Rishikesh is special and fascinating for a number of reasons. First, its location at the foothills of the Himalaya and the headwaters of the Ganges (or Ganga, as they call it here) sets a beautiful backdrop. Flatness to the south, mountains (similar in size and feel to the Flatirons coming out of Boulder) cut majestically up from the wide and pale green Ganga (also a very holy body of water to the Hindus). The river here is relatively clean, and swimming in it is a common (and cold) activity. 2nd, its location away from normal Indian craziness (but it’s all relative). Rishikesh is actually the main city across the water and to the south a bit, and it’s regular old Indian mayham. The 3 main areas where travelers and pilgrams hang out are separate communities north of the main town and across the river – Ram Jhula, Lachsman Jhula, and High Bank. In all 3 of these, there is very limited traffic – mainly only scooters and motos, and then a jeep service between Ram an Lachsman. This is a very important factor in the development of the spiritual center this place has become. Most importantly though, this place is special for it’s spirituality, and the people that it draws in the pursuit of it. Yoga capital of the world, the region is dotted with Ashrams where pilgrams come for serious study. Ashrams range in their price and focus, but most require adherence to a schedule of study, a dress code, a conduct code, and that participants be serious in their dedication. We considered staying in one of the lite Ashrams for a couple days, but decided that we could get the yoga/meditation we wanted just by dropping in.

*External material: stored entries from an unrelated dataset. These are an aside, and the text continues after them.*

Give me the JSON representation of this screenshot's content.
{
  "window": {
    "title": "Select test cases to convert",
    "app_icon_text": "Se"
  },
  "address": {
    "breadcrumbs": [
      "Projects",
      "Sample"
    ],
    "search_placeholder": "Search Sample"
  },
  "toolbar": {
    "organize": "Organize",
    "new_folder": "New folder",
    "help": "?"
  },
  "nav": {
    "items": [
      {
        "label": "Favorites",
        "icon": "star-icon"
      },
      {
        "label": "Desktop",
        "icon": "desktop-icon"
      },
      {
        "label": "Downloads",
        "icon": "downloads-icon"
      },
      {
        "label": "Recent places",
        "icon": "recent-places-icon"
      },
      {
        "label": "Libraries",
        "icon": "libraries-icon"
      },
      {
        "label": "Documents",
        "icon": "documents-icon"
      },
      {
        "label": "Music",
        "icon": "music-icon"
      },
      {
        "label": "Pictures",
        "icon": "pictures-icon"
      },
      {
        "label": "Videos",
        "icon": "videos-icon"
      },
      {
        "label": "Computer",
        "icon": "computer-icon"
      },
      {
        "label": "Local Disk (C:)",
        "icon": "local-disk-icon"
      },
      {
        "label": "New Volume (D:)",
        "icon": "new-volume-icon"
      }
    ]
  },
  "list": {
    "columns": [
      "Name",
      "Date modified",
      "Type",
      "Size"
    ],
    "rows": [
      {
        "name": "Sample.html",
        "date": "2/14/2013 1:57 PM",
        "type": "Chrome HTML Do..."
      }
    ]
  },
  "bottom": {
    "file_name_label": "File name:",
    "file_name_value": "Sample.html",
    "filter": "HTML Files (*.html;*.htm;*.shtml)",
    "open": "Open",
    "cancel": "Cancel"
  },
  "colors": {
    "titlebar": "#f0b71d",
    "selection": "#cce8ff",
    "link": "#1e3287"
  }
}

The entrance to Parmarth Ashram
There is a lot of focused brain power and spiritual energy in this place. A LOT. For all of the reasons above, Rishikesh is the perfect storm of elements to create probably one of the world’s most significant hubs of people energy. And you can feel it. Lots of Boulder people would dig the vibe here. Sarah gets a bit annoyed by all the travelers dressing the part (lots of people here wearing hippie clothes that wouldn’t be caught dead in them back home), but I think it’s just people getting away from their lives and getting into the vibe here.
Students of the ashram
The streets are lined with these unique beggars. Dressed largely in orange, this skinny old dudes with huge beards and long hair would very unobtrusively ask you for a donation as you walked by. As many people come to Rishikesh to cleanse and build up their karma, it’s a good place to be a(n apparently spiritual) beggar.
There is NO alcohol in this city. None. Can’t have a beer with dinner, no wine, no hard stuff. There is one restaurant up in High Bank that has beer, supposively. Good for the budget though. Oh yeah, and no meat either. It’s so easy to eat vegitarian when meat is not an option. Haven’t missed it once since we’ve been here. Nobody offers it, nobody eats it, and the food is delicious.